Bergamo, 19 novembre 2025 – “Voglio intensità, sacrificio, dedizione al lavoro e voglia di combattere. a voglio che rispecchi lo spirito dei bergamaschi”. Nella sala stampa della New Balance Arena, affollata come non mai, nel tardo pomeriggio e’ stato presentato in conferenza il nuovo tecnico nerazzurro Raffaele Palladino, chiamato a sostituire Ivan Juric dopo un avvio da soli 13 punti in classifica e appena 13 gol segnati.
“Il dogma è: comandare le partite”
Nessun proclama, l’obiettivo dichiarato del 41enne tecnico campano ex Monza e Fiorentina (“Sono stati anni formativi, mi porto un buon bagaglio di esperienza”) è quello di riportare la Dea in Europa e restituirle fin da subito l’entusiasmo e quell’animo pugnace che ha sempre contraddistinto la squadra nerazzurra nei nove precedenti anni di Gasperini. “Il dogma di questa società e di questo gruppo è quello di comandare le partite, avere intensità e andare forte, vogliamo battagliare su tutti i campi e contro ogni avversario, dimostrando di essere sempre una squadra coraggiosa”, ha rimarcato Palladino.
Il modulo
Confermando la continuità tattica di modulo: “Credo che questa squadra sia stata costruita per giocare con un 3-4-2-1 o un 3-4-1-2, è un sistema di gioco che questa squadra conosce già molto bene. Questa è una squadra che ritengo forte, con importanti valori. Non sono un integralista tattico, cerco di mettere il vestito giusto alla squadra, di cucirlo in base alle caratteristiche dei giocatori che ho e questi sono giocatori forti”, ha sottolineato l’allenatore di Mugnano.

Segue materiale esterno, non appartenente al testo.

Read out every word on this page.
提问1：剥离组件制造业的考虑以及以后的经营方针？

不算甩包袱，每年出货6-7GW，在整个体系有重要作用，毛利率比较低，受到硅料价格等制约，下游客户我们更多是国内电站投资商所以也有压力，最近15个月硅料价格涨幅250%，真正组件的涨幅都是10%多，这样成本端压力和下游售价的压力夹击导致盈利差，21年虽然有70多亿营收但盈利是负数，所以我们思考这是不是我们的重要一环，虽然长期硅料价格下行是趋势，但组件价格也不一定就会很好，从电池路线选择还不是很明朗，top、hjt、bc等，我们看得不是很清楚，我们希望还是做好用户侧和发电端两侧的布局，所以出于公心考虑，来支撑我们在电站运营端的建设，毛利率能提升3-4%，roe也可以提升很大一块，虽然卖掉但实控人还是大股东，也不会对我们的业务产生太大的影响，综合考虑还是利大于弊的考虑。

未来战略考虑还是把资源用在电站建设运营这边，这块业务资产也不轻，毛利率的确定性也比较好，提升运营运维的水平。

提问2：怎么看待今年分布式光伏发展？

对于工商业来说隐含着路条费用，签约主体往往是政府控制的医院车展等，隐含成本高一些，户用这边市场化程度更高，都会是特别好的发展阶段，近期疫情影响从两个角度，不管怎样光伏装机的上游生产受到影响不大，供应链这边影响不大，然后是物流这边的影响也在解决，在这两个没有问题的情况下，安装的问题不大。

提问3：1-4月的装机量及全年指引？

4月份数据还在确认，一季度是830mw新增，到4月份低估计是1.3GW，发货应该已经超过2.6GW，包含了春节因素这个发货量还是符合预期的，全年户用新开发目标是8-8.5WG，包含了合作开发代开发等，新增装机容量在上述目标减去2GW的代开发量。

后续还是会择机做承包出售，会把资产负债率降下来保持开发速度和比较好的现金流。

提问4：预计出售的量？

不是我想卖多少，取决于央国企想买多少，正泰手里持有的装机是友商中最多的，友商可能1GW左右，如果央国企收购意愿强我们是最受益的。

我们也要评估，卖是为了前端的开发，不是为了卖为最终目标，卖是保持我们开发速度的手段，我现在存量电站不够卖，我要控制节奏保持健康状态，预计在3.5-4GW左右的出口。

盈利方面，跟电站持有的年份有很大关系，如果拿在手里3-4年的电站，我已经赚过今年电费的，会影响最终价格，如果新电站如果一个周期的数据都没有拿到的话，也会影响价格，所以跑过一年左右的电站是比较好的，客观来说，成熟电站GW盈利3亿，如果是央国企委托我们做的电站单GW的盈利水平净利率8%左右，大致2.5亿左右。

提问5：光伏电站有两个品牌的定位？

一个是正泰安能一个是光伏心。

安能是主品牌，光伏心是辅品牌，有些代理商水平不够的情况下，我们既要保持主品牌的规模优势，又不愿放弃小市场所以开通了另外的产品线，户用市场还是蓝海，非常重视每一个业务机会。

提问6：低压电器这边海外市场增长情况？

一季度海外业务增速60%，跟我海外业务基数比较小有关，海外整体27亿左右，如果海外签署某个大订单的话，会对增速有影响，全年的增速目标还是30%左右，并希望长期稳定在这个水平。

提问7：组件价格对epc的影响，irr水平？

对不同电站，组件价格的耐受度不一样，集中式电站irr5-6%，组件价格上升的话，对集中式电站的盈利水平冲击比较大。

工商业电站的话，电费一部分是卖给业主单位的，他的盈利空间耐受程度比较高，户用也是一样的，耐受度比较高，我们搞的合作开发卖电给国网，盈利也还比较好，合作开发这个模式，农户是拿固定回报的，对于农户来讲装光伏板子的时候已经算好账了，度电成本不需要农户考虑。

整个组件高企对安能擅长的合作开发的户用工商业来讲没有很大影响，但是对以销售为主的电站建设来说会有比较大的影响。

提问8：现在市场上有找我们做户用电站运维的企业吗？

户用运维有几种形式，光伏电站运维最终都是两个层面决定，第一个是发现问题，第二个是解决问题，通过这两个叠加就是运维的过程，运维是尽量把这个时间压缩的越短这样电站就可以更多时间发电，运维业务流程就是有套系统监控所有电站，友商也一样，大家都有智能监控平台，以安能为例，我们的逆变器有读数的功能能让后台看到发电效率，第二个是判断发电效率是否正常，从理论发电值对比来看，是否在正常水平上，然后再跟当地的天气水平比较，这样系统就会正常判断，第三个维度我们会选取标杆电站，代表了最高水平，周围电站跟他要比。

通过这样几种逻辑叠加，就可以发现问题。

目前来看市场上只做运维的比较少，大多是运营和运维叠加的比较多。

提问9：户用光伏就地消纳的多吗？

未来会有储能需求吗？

Che ha già parlato con ognuno dei giocatori, prima al telefono e poi di persona sul campo di allenamento.
I contatti con i calciatori
“La scorsa settimana abbiamo lavorato con solo nove calciatori, ma questi primi giorni mi sono già serviti per conoscere i giocatori. Ho sentito al telefono tutti i nazionali, prima di incontrarli al loro ritorno. Lookman? Credo molto in lui. Con la squadra ho battuto tanto sui tasti del dna dell’Atalanta: intensità, voglia di lavorare, sacrificio, il dna che ha sempre contraddistinto questa società. Sappiamo che c’è tanto da lavorare e abbiamo poco tempo, in cui dobbiamo riuscire a fare il massimo. Questo è un gruppo che ha grandi valori umani e tecnici e che ha grande voglia di lavorare. Abbiamo una rosa ampia, dove tutti meritano di giocare e avranno le loro possibilità in base a quanto mi faranno vedere in allenamento, per tutti loro ogni giorno sarà un test”, ha concluso Palladino.